Every day of the week, year-round, thousands of large trucks like 18-wheelers transport millions of pounds of stuff across the country. They ensure that people receive mail and that fruits and vegetables reach the grocery stores where so many people get their food. Something else they transport is hazardous cargo.
Hazardous cargo is any cargo made of a hazardous material. A hazardous material is any item or agent (biological, chemical, physical) which has the potential and likelihood of causing harm to humans, animals, or environment if not handled properly. It can do this on its own or through interaction with other factors.

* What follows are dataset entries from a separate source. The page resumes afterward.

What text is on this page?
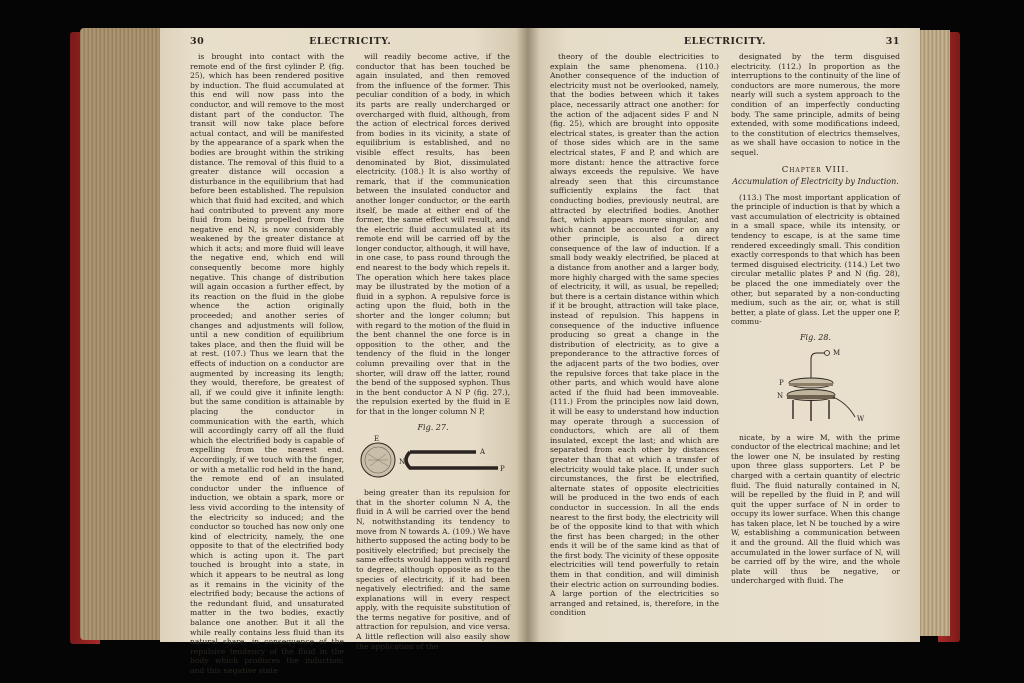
30	ELECTRICITY.

is brought into contact with the remote end of the first cylinder P, (fig. 25), which has been rendered positive by induction. The fluid accumulated at this end will now pass into the conductor, and will remove to the most distant part of the conductor. The transit will now take place before actual contact, and will be manifested by the appearance of a spark when the bodies are brought within the striking distance. The removal of this fluid to a greater distance will occasion a disturbance in the equilibrium that had before been established. The repulsion which that fluid had excited, and which had contributed to prevent any more fluid from being propelled from the negative end N, is now considerably weakened by the greater distance at which it acts; and more fluid will leave the negative end, which end will consequently become more highly negative. This change of distribution will again occasion a further effect, by its reaction on the fluid in the globe whence the action originally proceeded; and another series of changes and adjustments will follow, until a new condition of equilibrium takes place, and then the fluid will be at rest. (107.) Thus we learn that the effects of induction on a conductor are augmented by increasing its length; they would, therefore, be greatest of all, if we could give it infinite length: but the same condition is attainable by placing the conductor in communication with the earth, which will accordingly carry off all the fluid which the electrified body is capable of expelling from the nearest end. Accordingly, if we touch with the finger, or with a metallic rod held in the hand, the remote end of an insulated conductor under the influence of induction, we obtain a spark, more or less vivid according to the intensity of the electricity so induced; and the conductor so touched has now only one kind of electricity, namely, the one opposite to that of the electrified body which is acting upon it. The part touched is brought into a state, in which it appears to be neutral as long as it remains in the vicinity of the electrified body; because the actions of the redundant fluid, and unsaturated matter in the two bodies, exactly balance one another. But it all the while really contains less fluid than its natural share, in consequence of the repulsive tendency of the fluid in the body which produces the induction; and this negative state

will readily become active, if the conductor that has been touched be again insulated, and then removed from the influence of the former. This peculiar condition of a body, in which its parts are really undercharged or overcharged with fluid, although, from the action of electrical forces derived from bodies in its vicinity, a state of equilibrium is established, and no visible effect results, has been denominated by Biot, dissimulated electricity. (108.) It is also worthy of remark, that if the communication between the insulated conductor and another longer conductor, or the earth itself, be made at either end of the former, the same effect will result, and the electric fluid accumulated at its remote end will be carried off by the longer conductor, although, it will have, in one case, to pass round through the end nearest to the body which repels it. The operation which here takes place may be illustrated by the motion of a fluid in a syphon. A repulsive force is acting upon the fluid, both in the shorter and the longer column; but with regard to the motion of the fluid in the bent channel the one force is in opposition to the other, and the tendency of the fluid in the longer column prevailing over that in the shorter, will draw off the latter, round the bend of the supposed syphon. Thus in the bent conductor A N P (fig. 27.), the repulsion exerted by the fluid in E for that in the longer column N P,

Fig. 27.
E
N
A
P

being greater than its repulsion for that in the shorter column N A, the fluid in A will be carried over the bend N, notwithstanding its tendency to move from N towards A. (109.) We have hitherto supposed the acting body to be positively electrified; but precisely the same effects would happen with regard to degree, although opposite as to the species of electricity, if it had been negatively electrified: and the same explanations will in every respect apply, with the requisite substitution of the terms negative for positive, and of attraction for repulsion, and vice versa. A little reflection will also easily show the application of the

ELECTRICITY.	31

theory of the double electricities to explain the same phenomena. (110.) Another consequence of the induction of electricity must not be overlooked, namely, that the bodies between which it takes place, necessarily attract one another: for the action of the adjacent sides F and N (fig. 25), which are brought into opposite electrical states, is greater than the action of those sides which are in the same electrical states, F and P, and which are more distant: hence the attractive force always exceeds the repulsive. We have already seen that this circumstance sufficiently explains the fact that conducting bodies, previously neutral, are attracted by electrified bodies. Another fact, which appears more singular, and which cannot be accounted for on any other principle, is also a direct consequence of the law of induction. If a small body weakly electrified, be placed at a distance from another and a larger body, more highly charged with the same species of electricity, it will, as usual, be repelled; but there is a certain distance within which if it be brought, attraction will take place, instead of repulsion. This happens in consequence of the inductive influence producing so great a change in the distribution of electricity, as to give a preponderance to the attractive forces of the adjacent parts of the two bodies, over the repulsive forces that take place in the other parts, and which would have alone acted if the fluid had been immoveable. (111.) From the principles now laid down, it will be easy to understand how induction may operate through a succession of conductors, which are all of them insulated, except the last; and which are separated from each other by distances greater than that at which a transfer of electricity would take place. If, under such circumstances, the first be electrified, alternate states of opposite electricities will be produced in the two ends of each conductor in succession. In all the ends nearest to the first body, the electricity will be of the opposite kind to that with which the first has been charged; in the other ends it will be of the same kind as that of the first body. The vicinity of these opposite electricities will tend powerfully to retain them in that condition, and will diminish their electric action on surrounding bodies. A large portion of the electricities so arranged and retained, is, therefore, in the condition

designated by the term disguised electricity. (112.) In proportion as the interruptions to the continuity of the line of conductors are more numerous, the more nearly will such a system approach to the condition of an imperfectly conducting body. The same principle, admits of being extended, with some modifications indeed, to the constitution of electrics themselves, as we shall have occasion to notice in the sequel.

Chapter VIII.
Accumulation of Electricity by Induction.

(113.) The most important application of the principle of induction is that by which a vast accumulation of electricity is obtained in a small space, while its intensity, or tendency to escape, is at the same time rendered exceedingly small. This condition exactly corresponds to that which has been termed disguised electricity. (114.) Let two circular metallic plates P and N (fig. 28), be placed the one immediately over the other, but separated by a non-conducting medium, such as the air, or, what is still better, a plate of glass. Let the upper one P, commu-

Fig. 28.
M
P
N
W

nicate, by a wire M, with the prime conductor of the electrical machine; and let the lower one N, be insulated by resting upon three glass supporters. Let P be charged with a certain quantity of electric fluid. The fluid naturally contained in N, will be repelled by the fluid in P, and will quit the upper surface of N in order to occupy its lower surface. When this change has taken place, let N be touched by a wire W, establishing a communication between it and the ground. All the fluid which was accumulated in the lower surface of N, will be carried off by the wire, and the whole plate will thus be negative, or undercharged with fluid. The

There is an entire profession dedicated to handling hazardous materials properly. Hazardous materials professionals are responsible for and properly qualified to manage these materials. This includes managing and advising other managers on hazardous materials during their entire life cycle. This goes from process planning and development of new products through manufacturing, distribution, use, disposal, cleanup, and remediation.

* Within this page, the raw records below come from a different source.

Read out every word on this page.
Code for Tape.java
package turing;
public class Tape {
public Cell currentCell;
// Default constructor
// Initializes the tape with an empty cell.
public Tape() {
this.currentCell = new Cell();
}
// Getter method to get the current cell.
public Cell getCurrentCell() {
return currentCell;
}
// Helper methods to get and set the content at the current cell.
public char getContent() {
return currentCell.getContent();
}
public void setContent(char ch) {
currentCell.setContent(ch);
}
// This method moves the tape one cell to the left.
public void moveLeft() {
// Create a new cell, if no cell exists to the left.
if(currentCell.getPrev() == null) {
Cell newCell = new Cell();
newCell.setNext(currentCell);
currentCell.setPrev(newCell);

Hazardous materials are defined and regulated in the United States by laws and regulations. These regulations are administered by the Environmental Protection Agency (EPA), the Occupational Safety and Health Administration (OSHA), the Department of Transportation (DOT), and the Nuclear Regulatory Commission (NRC). Each organization has its own definition of what a hazardous material is.

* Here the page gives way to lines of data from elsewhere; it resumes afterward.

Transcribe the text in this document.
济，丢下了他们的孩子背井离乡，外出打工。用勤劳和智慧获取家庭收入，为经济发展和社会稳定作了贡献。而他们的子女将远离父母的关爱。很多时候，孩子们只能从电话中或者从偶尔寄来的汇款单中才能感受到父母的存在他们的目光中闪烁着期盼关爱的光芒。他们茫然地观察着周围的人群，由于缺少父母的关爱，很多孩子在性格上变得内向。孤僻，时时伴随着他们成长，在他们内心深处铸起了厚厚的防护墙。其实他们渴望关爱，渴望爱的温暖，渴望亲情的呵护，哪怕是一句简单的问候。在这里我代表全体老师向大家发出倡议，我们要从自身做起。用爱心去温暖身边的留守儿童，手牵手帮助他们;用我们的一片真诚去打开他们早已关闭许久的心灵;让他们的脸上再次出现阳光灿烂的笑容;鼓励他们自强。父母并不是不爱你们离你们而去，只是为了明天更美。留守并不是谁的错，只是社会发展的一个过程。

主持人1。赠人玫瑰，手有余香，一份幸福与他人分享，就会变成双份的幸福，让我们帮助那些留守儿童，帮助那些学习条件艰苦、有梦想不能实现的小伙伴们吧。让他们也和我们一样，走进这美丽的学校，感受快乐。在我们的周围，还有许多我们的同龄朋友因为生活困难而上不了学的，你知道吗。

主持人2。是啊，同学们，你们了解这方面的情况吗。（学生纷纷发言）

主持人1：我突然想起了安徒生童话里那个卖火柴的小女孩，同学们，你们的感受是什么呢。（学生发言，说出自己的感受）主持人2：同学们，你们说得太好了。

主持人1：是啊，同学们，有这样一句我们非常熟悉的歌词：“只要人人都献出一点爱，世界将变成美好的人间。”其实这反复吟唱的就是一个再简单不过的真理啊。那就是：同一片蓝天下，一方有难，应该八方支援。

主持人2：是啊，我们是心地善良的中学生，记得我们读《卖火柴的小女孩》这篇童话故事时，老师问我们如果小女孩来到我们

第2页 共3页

OSHA has a definition of “hazardous material” that includes any substance or chemical which is a “health hazard” or “physical hazard.” This includes chemicals that are carcinogens, toxic agents, irritants, corrosives, sensitizers. It also includes agents which act on the hematopoietic system and chemicals that damage the lungs, skin, eyes, or mucous membranes. Combustible, explosive, flammable, oxidizers, pyrophorics, unstable-reactive or water-reactive chemicals are all also included. Basically, OSHA has the broadest definition of hazardous as they are dealing with the safety of workers everywhere rather than a specific field.
The Environmental Protection Agency has adopted OSHA’s definition but added any item or chemical which can damage to people, plants, or animals when it is released by spilling, leaking, pumping, pouring, emitting, emptying, discharging, escaping, leaching, injecting, dumping, or disposing of the substance into the environment. Their list of hazards contains over 350 hazardous and extremely hazardous materials.
The Department of Transportation defines a hazardous material as any item or chemical which is a risk to public safety or to the environment when it is being transported or moved. These items are regulated under the Hazardous Materials Regulations, International Maritime Dangerous Goods Code, the Dangerous Goods Regulations of the International Air Transport Association, the Technical Instructions of the International Civil Aviation Organization, the United States Air Force Joint Manual, Preparing Hazardous Materials for Military Air Shipments.
The Nuclear Regulatory Commission regulates items or chemicals which are a “special nuclear source” or by-product materials or radioactive substances from “special nuclear sources.”